Library Visit

After not going to the library for approximately ten years, going again recently was a very different experience. As a child, my local library was very small, and there was only a very small selection of children’s books. When visiting a larger local library, I noticed that there was a lot more choice in books, even in the children’s and teenage sections compared to what I remember from my childhood.

Another difference that I immediately noticed was the electronic machines used to check out books instead of having a librarian stamp my books with the dates they would be due. At first, I felt rather intimidated by these machines having never seen or used one before.

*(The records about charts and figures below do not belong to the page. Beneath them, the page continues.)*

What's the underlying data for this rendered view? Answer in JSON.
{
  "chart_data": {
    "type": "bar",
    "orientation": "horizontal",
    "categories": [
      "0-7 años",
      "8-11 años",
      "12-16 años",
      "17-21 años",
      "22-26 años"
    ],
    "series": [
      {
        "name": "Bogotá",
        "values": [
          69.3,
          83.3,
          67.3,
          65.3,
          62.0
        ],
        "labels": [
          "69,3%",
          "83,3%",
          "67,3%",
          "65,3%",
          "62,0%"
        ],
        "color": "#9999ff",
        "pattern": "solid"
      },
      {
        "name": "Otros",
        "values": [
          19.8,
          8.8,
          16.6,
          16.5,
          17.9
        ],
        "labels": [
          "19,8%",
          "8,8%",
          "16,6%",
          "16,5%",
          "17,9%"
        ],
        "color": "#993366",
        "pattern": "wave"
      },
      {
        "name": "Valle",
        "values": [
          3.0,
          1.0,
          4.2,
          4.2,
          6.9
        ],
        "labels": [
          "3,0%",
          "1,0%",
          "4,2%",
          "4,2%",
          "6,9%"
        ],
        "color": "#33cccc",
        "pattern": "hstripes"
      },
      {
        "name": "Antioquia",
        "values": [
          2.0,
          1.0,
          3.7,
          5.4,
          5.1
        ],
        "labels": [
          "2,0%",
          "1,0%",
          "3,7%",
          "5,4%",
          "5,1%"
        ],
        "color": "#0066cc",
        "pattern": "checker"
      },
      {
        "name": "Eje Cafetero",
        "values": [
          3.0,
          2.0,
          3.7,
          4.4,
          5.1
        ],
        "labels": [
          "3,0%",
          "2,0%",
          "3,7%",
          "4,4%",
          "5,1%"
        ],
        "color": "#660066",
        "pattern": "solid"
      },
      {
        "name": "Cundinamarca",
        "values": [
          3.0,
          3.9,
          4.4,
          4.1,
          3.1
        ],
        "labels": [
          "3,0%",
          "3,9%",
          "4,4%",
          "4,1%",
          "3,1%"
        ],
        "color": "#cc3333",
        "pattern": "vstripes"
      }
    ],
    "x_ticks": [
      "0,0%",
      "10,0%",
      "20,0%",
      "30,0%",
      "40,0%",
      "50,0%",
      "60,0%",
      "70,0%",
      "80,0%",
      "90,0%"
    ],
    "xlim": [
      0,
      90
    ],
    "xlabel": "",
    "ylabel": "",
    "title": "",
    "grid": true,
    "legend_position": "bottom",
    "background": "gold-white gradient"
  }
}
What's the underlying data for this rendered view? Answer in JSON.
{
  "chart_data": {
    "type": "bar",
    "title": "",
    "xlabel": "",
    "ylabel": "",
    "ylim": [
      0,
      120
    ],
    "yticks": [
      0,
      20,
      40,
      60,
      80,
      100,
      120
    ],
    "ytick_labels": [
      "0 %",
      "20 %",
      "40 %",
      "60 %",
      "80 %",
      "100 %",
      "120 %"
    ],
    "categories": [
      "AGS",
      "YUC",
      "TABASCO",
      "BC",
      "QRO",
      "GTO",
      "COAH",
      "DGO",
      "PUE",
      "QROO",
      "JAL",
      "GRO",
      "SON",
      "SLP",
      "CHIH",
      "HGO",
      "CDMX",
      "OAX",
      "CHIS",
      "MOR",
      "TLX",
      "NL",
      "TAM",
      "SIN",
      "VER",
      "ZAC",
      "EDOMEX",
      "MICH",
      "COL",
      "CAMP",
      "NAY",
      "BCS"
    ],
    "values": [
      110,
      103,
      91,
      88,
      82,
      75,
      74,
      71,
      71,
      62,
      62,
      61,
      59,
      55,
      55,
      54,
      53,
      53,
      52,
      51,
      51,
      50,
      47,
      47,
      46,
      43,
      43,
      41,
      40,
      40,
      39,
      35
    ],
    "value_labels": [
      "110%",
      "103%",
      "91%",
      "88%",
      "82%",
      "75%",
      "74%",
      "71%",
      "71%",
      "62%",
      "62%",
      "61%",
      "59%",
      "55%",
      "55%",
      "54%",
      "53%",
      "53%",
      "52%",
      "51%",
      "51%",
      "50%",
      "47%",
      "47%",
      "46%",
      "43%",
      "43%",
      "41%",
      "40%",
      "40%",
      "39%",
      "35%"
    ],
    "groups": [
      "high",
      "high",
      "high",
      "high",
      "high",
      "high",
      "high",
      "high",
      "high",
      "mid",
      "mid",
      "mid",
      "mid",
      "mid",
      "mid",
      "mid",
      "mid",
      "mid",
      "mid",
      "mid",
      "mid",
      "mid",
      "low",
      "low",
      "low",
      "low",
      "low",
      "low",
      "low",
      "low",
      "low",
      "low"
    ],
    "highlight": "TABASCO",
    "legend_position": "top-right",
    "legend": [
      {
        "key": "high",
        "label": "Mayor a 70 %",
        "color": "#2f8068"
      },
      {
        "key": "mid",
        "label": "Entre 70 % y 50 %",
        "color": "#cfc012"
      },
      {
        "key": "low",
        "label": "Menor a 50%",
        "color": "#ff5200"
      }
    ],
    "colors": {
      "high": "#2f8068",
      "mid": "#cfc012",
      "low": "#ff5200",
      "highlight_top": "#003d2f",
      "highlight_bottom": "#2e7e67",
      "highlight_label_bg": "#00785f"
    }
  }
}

However, after using one of these I noticed that there are clear and easy to follow instructions throughout the checkout process. Another thing that was different was that I got a receipt printed with the books I had checked out and when they were due back. This to me is an improvement, as previously I had only had the due dates stamped into the front of each book. The receipt is a good way to keep track of which books you currently are lending in case you misplace or forget about one.

Overall, I enjoyed revisiting the library and would recommend going to others due to the large range of books available and the simplicity of the system to lend and return books.

2 thoughts on “Library Visit”

  1. Amy Aspin’s reply

    The last library I visited for purposes other than education was Gosforth library in Newcastle. I originally only went in because it was raining and they provide quality hot chocolate for only £1. But once I started browsing in the crime section I was pleasantly surprised.

    There were a few novels that captured my attention, mainly those by authors I recognised. So, while waiting for the rain to stop, I decided to stay and browse some more. I knew the layout of the library quite well as I had been there before on multiple occasions all throughout high school and sixth form, so it was easy for me to weave in and out of the various sections scanning the shelves of my favourite genres.

    Gosforth library is quite small compared to university libraries, although that is to be expected. However, there are multiple computers with free wifi, a section with printers and photocopiers, a tea and coffee station and also machines where you can check books out yourself with your library card. I enjoy going to Gosforth library because it is a familiar place and has a wide selection of good books. Even if it wasn’t raining I would most likely go there again in search of a few new books to read.

  2. The closest library to me is the Moor Park Library, barely a ten minute walk. Oddly enough, I’ve never walked into a library to take out a book. I’ve been in the Layton Library with friends in my earlier years but have never actually left with anything. This seems shocking, however I’ve never felt a need to rent a physical book before coming to University.

    With that aside, my experience with the Moor Park library was as I expected. I wandered the isles through several genres, found some interesting reads in the Mystery section, some books piqued my interest in the Educational section so I stopped to investigate further. I looked a little deeper and found some general books on outer space, an Astrophotagraphy book with blurbs scattered around fascinating pictures of the planets and galaxies so you can learn as you look.

    This library isn’t the most advanced, it’s quite small and is situated wall to wall with a pharmacy, sharing the car park. It’s got computers with free wifi, printing and photocopying stations and to be fair, an adequate amount of books to choose from. I checked this book out (which mind you, according to the stamp hadn’t been taken out since 1993), received my receipt and thanked the woman at the front desk.

    I then walked out with my new book in hand. Upon realising I probably wasn’t going to read it (and more likely forget it before going back to Teesside), I strolled right back in and returned it – to a bewildering look on the woman who had just seen a doppelganger.